La Cour de cassation précise qu’un opérateur de ventes volontaires n’est tenu qu’à une obligation de moyens envers le vendeur.
PARIS - Si les contours de la responsabilité du commissaire-priseur envers l’adjudicataire s’avèrent particulièrement bien définis, ceux de sa responsabilité envers le vendeur demeuraient incertains jusqu’à un arrêt de la Cour de cassation du 10 juillet 2013. Dans la première hypothèse, et ce depuis un arrêt de la Cour de cassation du 7 novembre 1995, il est de jurisprudence constante que l’opérateur de ventes volontaires est soumis à une obligation de garantie. En effet, sur le double fondement du décret dit « Marcus » du 3 mars 1981 et de l’article 1110 du code civil, l’absence de réserve sur les mentions portées au sein du catalogue de vente aux enchères permet une quasi-automaticité de la nullité dès lors qu’il existe une simple dissension avec la réalité judiciairement constatée. L’erreur fonde alors la faute, critère essentiel de l’article 1382 du code civil, permettant l’engagement de la responsabilité délictuelle de l’opérateur par l’adjudicataire lésé. Cependant, une telle solution ne s’impose pas à la relation entre le vendeur et le commissaire-priseur.
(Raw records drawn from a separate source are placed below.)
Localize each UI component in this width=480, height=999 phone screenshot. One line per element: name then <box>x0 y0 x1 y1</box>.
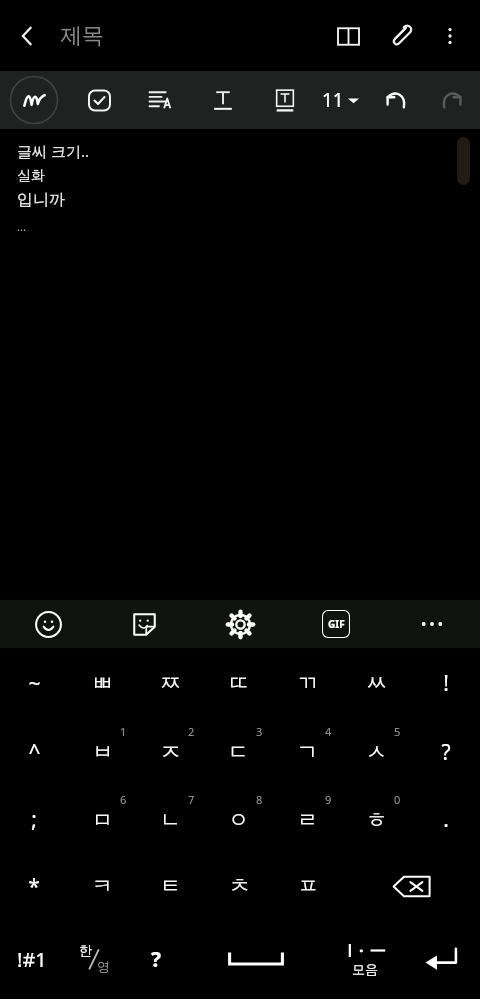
button[interactable]: ㄷ <box>204 718 273 786</box>
button[interactable]: ㄲ <box>273 648 342 718</box>
button[interactable]: !#1 <box>0 919 63 999</box>
button[interactable]: Text style <box>192 71 254 129</box>
staticText: 9 <box>325 792 332 807</box>
staticText: ㅈ <box>160 739 181 765</box>
button[interactable]: Stickers <box>96 600 192 648</box>
staticText: ~ <box>28 669 41 698</box>
button[interactable]: Back <box>0 9 54 63</box>
button[interactable]: Enter <box>405 919 480 999</box>
staticText: * <box>28 872 40 901</box>
button[interactable]: Undo <box>368 71 424 129</box>
button[interactable]: ㅎ <box>342 786 411 853</box>
button[interactable]: Checklist <box>68 71 130 129</box>
button[interactable]: ㅌ <box>136 853 205 919</box>
staticText: ㄹ <box>297 807 318 833</box>
staticText: 입니까 <box>17 190 65 210</box>
button[interactable]: ㅊ <box>205 853 274 919</box>
button[interactable]: ㅉ <box>136 648 204 718</box>
staticText: 11 <box>322 87 344 113</box>
staticText: 영 <box>97 958 110 974</box>
staticText: ㅇ <box>228 807 249 833</box>
button[interactable]: ㅇ <box>204 786 273 853</box>
button[interactable]: Redo <box>424 71 480 129</box>
staticText: GIF <box>328 617 345 631</box>
staticText: ... <box>17 219 26 234</box>
staticText: ; <box>31 805 37 834</box>
staticText: ? <box>441 738 451 767</box>
button[interactable]: ! <box>411 648 480 718</box>
button[interactable]: ㄴ <box>136 786 204 853</box>
button[interactable]: . <box>411 786 480 853</box>
button[interactable]: Keyboard settings <box>192 600 288 648</box>
staticText: ㅊ <box>229 873 250 899</box>
button[interactable]: Paragraph alignment <box>130 71 192 129</box>
button[interactable]: 제목 <box>60 22 104 50</box>
button[interactable]: Backspace <box>343 853 480 919</box>
staticText: 0 <box>394 792 401 807</box>
staticText: ㅉ <box>160 670 181 696</box>
staticText: ㄴ <box>160 807 181 833</box>
button[interactable]: ㅈ <box>136 718 204 786</box>
button[interactable]: More options <box>426 12 474 60</box>
staticText: 2 <box>188 724 195 739</box>
staticText: ㅁ <box>92 807 113 833</box>
button[interactable]: ㅆ <box>342 648 411 718</box>
button[interactable]: More <box>384 600 480 648</box>
staticText: 실화 <box>17 167 45 185</box>
staticText: ㄸ <box>228 670 249 696</box>
button[interactable]: ㅋ <box>68 853 136 919</box>
button[interactable]: ㅃ <box>68 648 136 718</box>
button[interactable]: ㅅ <box>342 718 411 786</box>
staticText: ㅎ <box>366 807 387 833</box>
staticText: ㅂ <box>92 739 113 765</box>
staticText: 한 <box>79 942 92 958</box>
button[interactable]: Korean English toggle <box>63 919 125 999</box>
button[interactable]: * <box>0 853 68 919</box>
staticText: 7 <box>188 792 195 807</box>
button[interactable]: ? <box>125 919 187 999</box>
staticText: ㄲ <box>297 670 318 696</box>
button[interactable]: ? <box>411 718 480 786</box>
staticText: ㅃ <box>92 670 113 696</box>
staticText: ㅌ <box>160 873 181 899</box>
staticText: 5 <box>394 724 401 739</box>
staticText: 3 <box>256 724 263 739</box>
button[interactable]: Vowel <box>324 919 405 999</box>
button[interactable]: ㅂ <box>68 718 136 786</box>
button[interactable]: Attach <box>374 10 426 62</box>
staticText: 모음 <box>352 961 378 977</box>
staticText: ㄷ <box>228 739 249 765</box>
staticText: ㄱ <box>297 739 318 765</box>
button[interactable]: Reading mode <box>322 10 374 62</box>
button[interactable]: Space <box>187 919 324 999</box>
button[interactable]: 11 <box>322 71 359 129</box>
button[interactable]: Emoji <box>0 600 96 648</box>
staticText: ? <box>151 945 162 974</box>
staticText: 1 <box>120 724 127 739</box>
staticText: . <box>443 805 449 834</box>
staticText: ㅍ <box>298 873 319 899</box>
staticText: !#1 <box>17 946 47 973</box>
button[interactable]: ㄹ <box>273 786 342 853</box>
button[interactable]: ㄱ <box>273 718 342 786</box>
staticText: 6 <box>120 792 127 807</box>
staticText: ㅋ <box>92 873 113 899</box>
button[interactable]: ㅁ <box>68 786 136 853</box>
staticText: 4 <box>325 724 332 739</box>
staticText: ㅆ <box>366 670 387 696</box>
button[interactable]: ^ <box>0 718 68 786</box>
staticText: ! <box>443 669 449 698</box>
button[interactable]: Pen <box>0 71 68 129</box>
button[interactable]: ㄸ <box>204 648 273 718</box>
button[interactable]: ; <box>0 786 68 853</box>
button[interactable]: ~ <box>0 648 68 718</box>
staticText: 글씨 크기.. <box>17 141 89 161</box>
button[interactable]: GIF <box>288 600 384 648</box>
button[interactable]: ㅍ <box>274 853 343 919</box>
staticText: 8 <box>256 792 263 807</box>
button[interactable]: Text box <box>254 71 316 129</box>
staticText: ㅅ <box>366 739 387 765</box>
staticText: ^ <box>28 738 41 767</box>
Ainsi, l’opérateur, mandataire du vendeur, ne verra sa responsabilité contractuelle engagée sur le fondement de l’article 1147 du code civil qu’à condition qu’il n’ait pas mis en œuvre l’ensemble des moyens requis. Il ne doit ainsi être ni négligent, ni maladroit, ni incompétent. Et tel ne semblait pas être le cas en l’espèce. En effet, une œuvre fut présentée au feu des enchères, bien qu’elle ne fût pas signée comme étant de Sophie Taeuber-Arp, épouse de Jean Arp, tous deux représentants célèbres du mouvement dadaïste. La gouache sur papier, intitulée Quatre espaces à cercles rouges roulants, bénéficiait d’un pedigree tel que l’appréciation de l’authenticité ne semblait pas nécessiter le recours à un expert, et ce d’autant plus que le commissaire-priseur se présentait comme un spécialiste du mouvement.
L’œuvre était ainsi accompagnée de deux certificats d’authenticité, l’un émanant de Jean Arp, l’autre, postérieur, étant fourni par une galerie spécialisée dans l’art contemporain. Par ailleurs, la gouache avait eu les honneurs d’une inclusion au sein d’une rétrospective organisée par Jean Arp en 1964, où elle était présentée comme de la main de Sophie Taeuber-Arp. Cependant, l’adjudicataire ayant fait procéder à une analyse scientifique et technique, par comparaison avec une œuvre identique détenue par la Fondation Arp, demanda la nullité de la vente, l’œuvre n’ayant pas été exécutée personnellement par l’artiste. Celle-ci en était uniquement la conceptrice. Or, conformément à la solution dégagée par l’arrêt dit « Spoerri » du 15 novembre 2005, la mention du nom d’un artiste dans la description de l’œuvre au sein du catalogue de vente emporte garantie qu’il en est l’auteur effectif. La vente fut ainsi frappée de nullité et le vendeur, obligé de restituer le prix perçu, souhaita engager de manière reconventionnelle la responsabilité de l’opérateur.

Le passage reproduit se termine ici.